The group staged the shutdown to call attention to marginalized groups’ experiences at Pride, organizers said.
“Folks are forgetting that we haven’t all made it to the point of queer liberation. That not all communities who participate in Pride are actually able to be free in that celebration,” said Williams ahead of the parade.
Among their demands, the group asked Pride to increase funding and support for Black Queer Youth events and Blockorama, the Pride showcase for black performers; reinstate the South Asian stage; hire more black deaf and ASL interpreters; hire more black trans women, indigenous people, and others from vulnerable communities; and remove police floats from future parades.

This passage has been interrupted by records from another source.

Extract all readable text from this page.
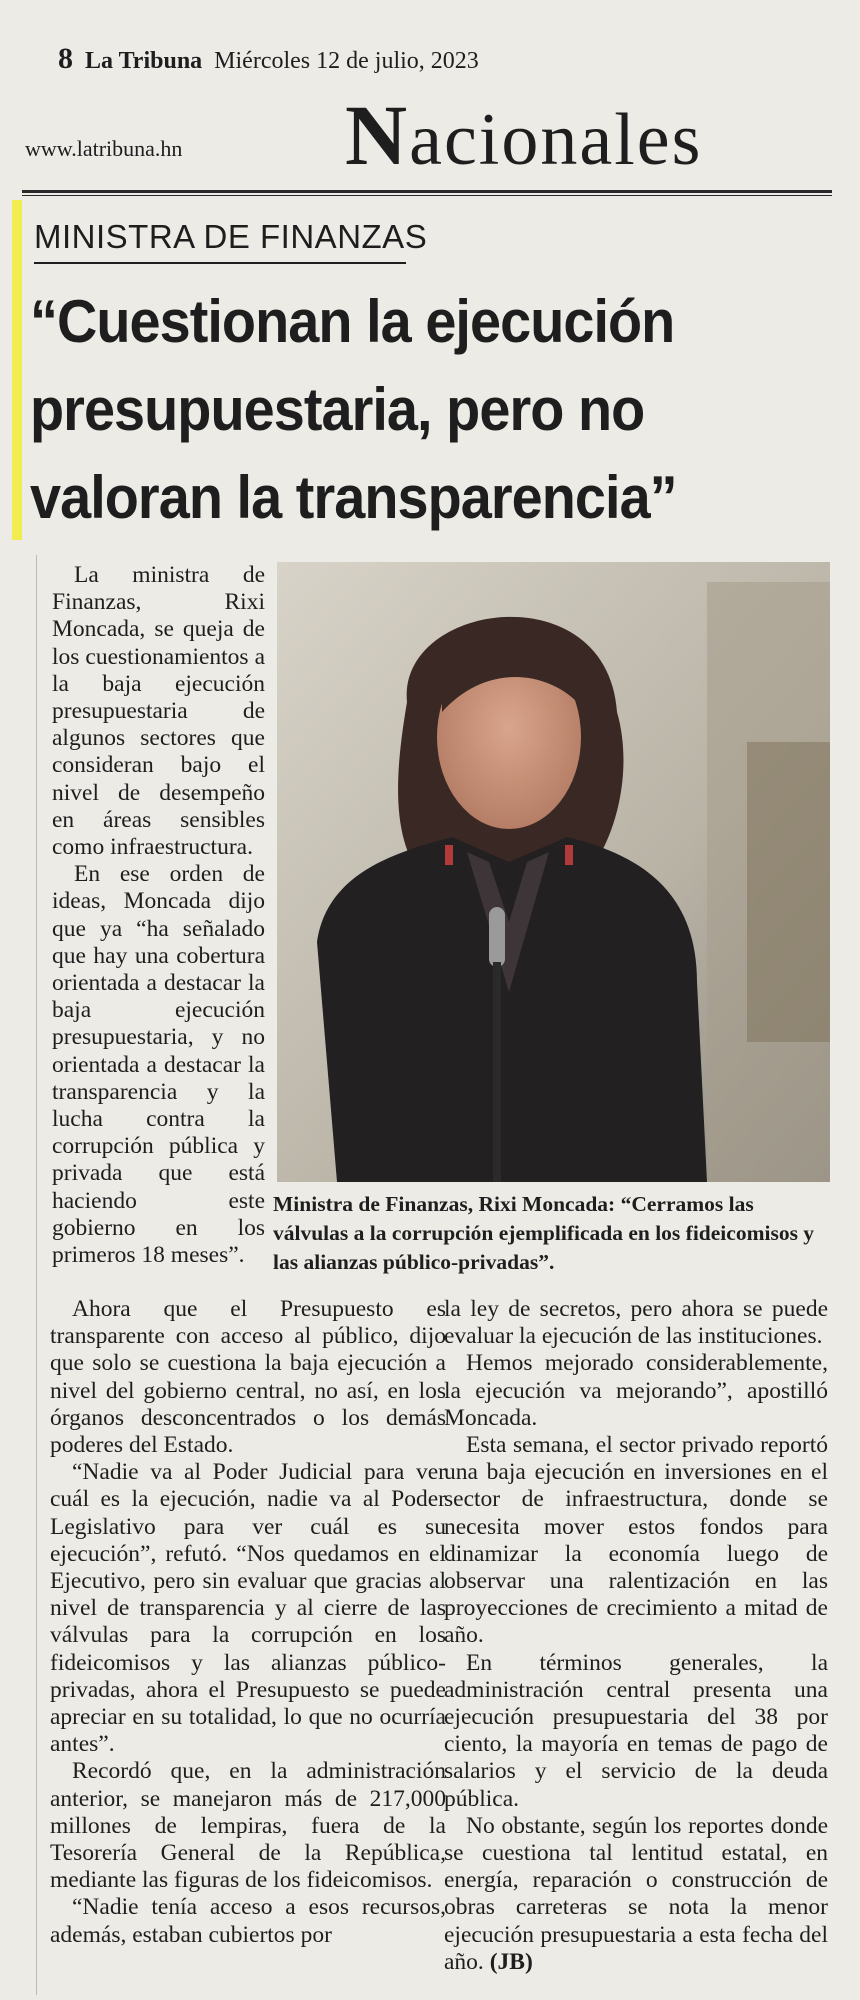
8 La Tribuna Miércoles 12 de julio, 2023
www.latribuna.hn Nacionales
MINISTRA DE FINANZAS
“Cuestionan la ejecución
presupuestaria, pero no
valoran la transparencia”

La ministra de Finanzas, Rixi Moncada, se queja de los cuestionamientos a la baja ejecución presupuestaria de algunos sectores que consideran bajo el nivel de desempeño en áreas sensibles como infraestructura.

En ese orden de ideas, Moncada dijo que ya “ha señalado que hay una cobertura orientada a destacar la baja ejecución presupuestaria, y no orientada a destacar la transparencia y la lucha contra la corrupción pública y privada que está haciendo este gobierno en los primeros 18 meses”.

Ministra de Finanzas, Rixi Moncada: “Cerramos las válvulas a la corrupción ejemplificada en los fideicomisos y las alianzas público-privadas”.

Ahora que el Presupuesto es transparente con acceso al público, dijo que solo se cuestiona la baja ejecución a nivel del gobierno central, no así, en los órganos desconcentrados o los demás poderes del Estado.

“Nadie va al Poder Judicial para ver cuál es la ejecución, nadie va al Poder Legislativo para ver cuál es su ejecución”, refutó. “Nos quedamos en el Ejecutivo, pero sin evaluar que gracias al nivel de transparencia y al cierre de las válvulas para la corrupción en los fideicomisos y las alianzas público-privadas, ahora el Presupuesto se puede apreciar en su totalidad, lo que no ocurría antes”.

Recordó que, en la administración anterior, se manejaron más de 217,000 millones de lempiras, fuera de la Tesorería General de la República, mediante las figuras de los fideicomisos.

“Nadie tenía acceso a esos recursos, además, estaban cubiertos por

la ley de secretos, pero ahora se puede evaluar la ejecución de las instituciones.

Hemos mejorado considerablemente, la ejecución va mejorando”, apostilló Moncada.

Esta semana, el sector privado reportó una baja ejecución en inversiones en el sector de infraestructura, donde se necesita mover estos fondos para dinamizar la economía luego de observar una ralentización en las proyecciones de crecimiento a mitad de año.

En términos generales, la administración central presenta una ejecución presupuestaria del 38 por ciento, la mayoría en temas de pago de salarios y el servicio de la deuda pública.

No obstante, según los reportes donde se cuestiona tal lentitud estatal, en energía, reparación o construcción de obras carreteras se nota la menor ejecución presupuestaria a esta fecha del año. (JB)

The parade resumed after Pride executive director Mathieu Chantelois and board co-chair Alica Hall reviewed and signed the list of demands on the spot.
The protest was a reminder of PRIDE’s original, political and racially diverse roots that have been somewhat buried under the glitz and pageantry that draws in tourists from across the country and around the world every year.

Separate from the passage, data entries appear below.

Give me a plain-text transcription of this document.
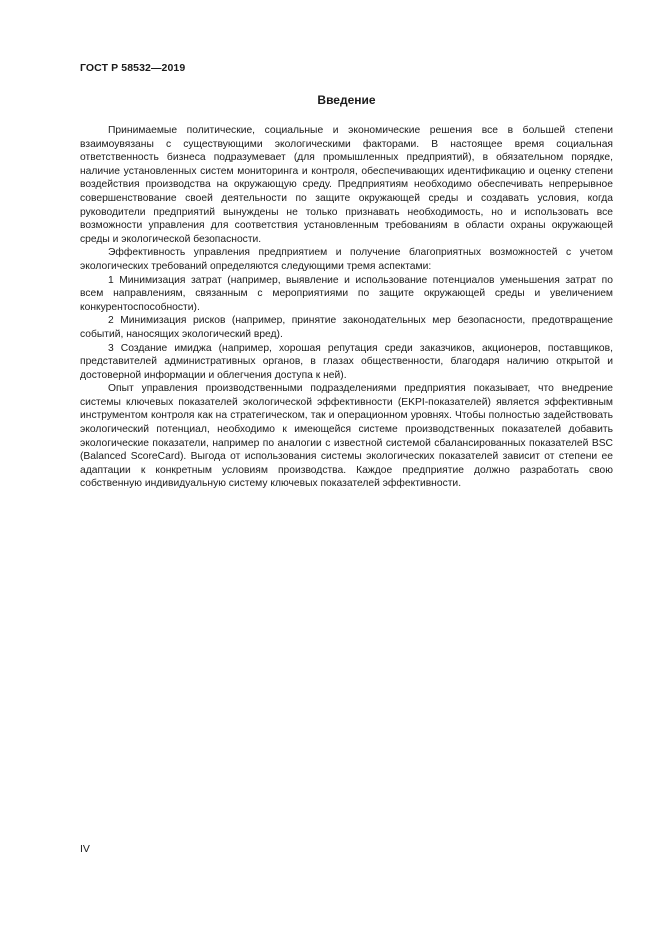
ГОСТ Р 58532—2019
Введение

Принимаемые политические, социальные и экономические решения все в большей степени взаимоувязаны с существующими экологическими факторами. В настоящее время социальная ответственность бизнеса подразумевает (для промышленных предприятий), в обязательном порядке, наличие установленных систем мониторинга и контроля, обеспечивающих идентификацию и оценку степени воздействия производства на окружающую среду. Предприятиям необходимо обеспечивать непрерывное совершенствование своей деятельности по защите окружающей среды и создавать условия, когда руководители предприятий вынуждены не только признавать необходимость, но и использовать все возможности управления для соответствия установленным требованиям в области охраны окружающей среды и экологической безопасности.

Эффективность управления предприятием и получение благоприятных возможностей с учетом экологических требований определяются следующими тремя аспектами:

1 Минимизация затрат (например, выявление и использование потенциалов уменьшения затрат по всем направлениям, связанным с мероприятиями по защите окружающей среды и увеличением конкурентоспособности).

2 Минимизация рисков (например, принятие законодательных мер безопасности, предотвращение событий, наносящих экологический вред).

3 Создание имиджа (например, хорошая репутация среди заказчиков, акционеров, поставщиков, представителей административных органов, в глазах общественности, благодаря наличию открытой и достоверной информации и облегчения доступа к ней).

Опыт управления производственными подразделениями предприятия показывает, что внедрение системы ключевых показателей экологической эффективности (EKPI-показателей) является эффективным инструментом контроля как на стратегическом, так и операционном уровнях. Чтобы полностью задействовать экологический потенциал, необходимо к имеющейся системе производственных показателей добавить экологические показатели, например по аналогии с известной системой сбалансированных показателей BSC (Balanced ScoreCard). Выгода от использования системы экологических показателей зависит от степени ее адаптации к конкретным условиям производства. Каждое предприятие должно разработать свою собственную индивидуальную систему ключевых показателей эффективности.

IV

The group held the PRIDE organizers accountable for the lack of diversity among its staff and participants, citing an increased level of police supervision as a likely deterrent for many black, queer would-be members who might be more vulnerable than their white counterparts to mistreatment by law enforcement.
For those who don’t know, the history of the Pride Parade is not the fun, happy, celebration that it is today. Pride week in Toronto originally evolved from the protests against the infamous but rarely talked about ‘bath house raids‘ performed by Toronto police that targeted gay bathhouses and resulted in over 300 men being arrested.
The opinion of the BLMTO group seems to be that the recent versions of Canada’s PRIDE celebrations has de-politicized the movement of LGBTQ rights, especially for the black community. And I can’t say they’re wrong.
Even photos of Pride celebrations in Canada (this year excluded because of the uproar the BLMO kicked up) in google images predominantly displays white faces. Kudos BLMTO, nothing ventured nothing gained. Good luck with those town hall meetings in six months.